The Fly in Autumn
Yes, the light
once more
comes down
at last
through clouds
to warm my blue ass
here on the yet green nettle leaf, summer
near the bear plop, and we the species
best at finding dung, in this end light
or in the glow of an early planet
And even so, my wings
carry me, and what thinness
upon which to rely
Reviews
Winner of the 2009 Governor General’s Literary Award for Poetry
The Fly in Autumn received this citation from the jury: “In The Fly in Autumn, David Zieroth addresses our common and defining human fate—the loneliness that is a rehearsal for death—with a tenderness and buoyancy that shows the reader 'how to walk in the dark with flowers.' The intricacy and exuberance of rhyme and the breadth of vision are stunning.”

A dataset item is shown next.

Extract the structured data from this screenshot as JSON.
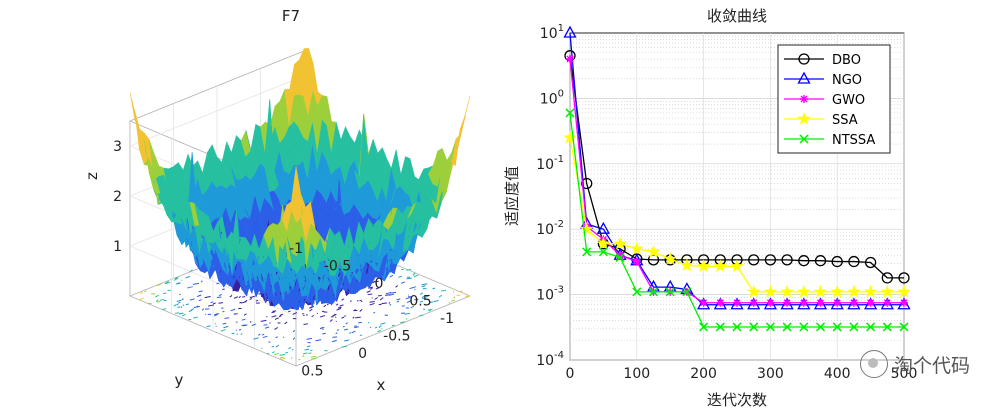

"One of the pleasures of reading mature work is the ease, the smoothness, the assurance of the poet, having worked on his or her craft for several decades. The poet knows what does or does not come off his tongue and so one poem moves to another seamlessly and you are easily drawn. You do not question because the discrimination has been done for you. Nothing jars. Zieroth's The Fly in Autumn has these qualities. It is a fitting book to have taken the GG in 2010, similar in its flow to another recent winner, All Our Wonder Unavenged, by Don Domanski. But where Domanski's is more a paean to nature, Zieroth's is more to the mid-age questions of death and personal meaning in a world where meaning and the need for it are ultimately illusory, though one continues looking. An added felicity is Zieroth's use of the heroic sestet: three stanzas of six lines, with a set rhyme and metre, though he has communicated to me that the latter requirement is not one that comes easily to him. So, consider it a modified form that fits. These poems make no declarations just an often shy registered comment and diffidence, in this existence ‘what we borrowed in our mother's wombs’ and will relinquish. A kind of lament both sad and beautiful at times, well, beautiful at virtually all times in these poems. ‘How To Walk In The Dark With Flowers,’ for instance: ‘Open your eyes to the light / in the armful of lilies you are holding.’ Simple, beautiful images. A family joined to urge the dying one to move beyond sense and let them get back to their lease on living, his ‘angel face so open it's bland.’ Harbour and Nightwood have a knack for publishing books that should be published."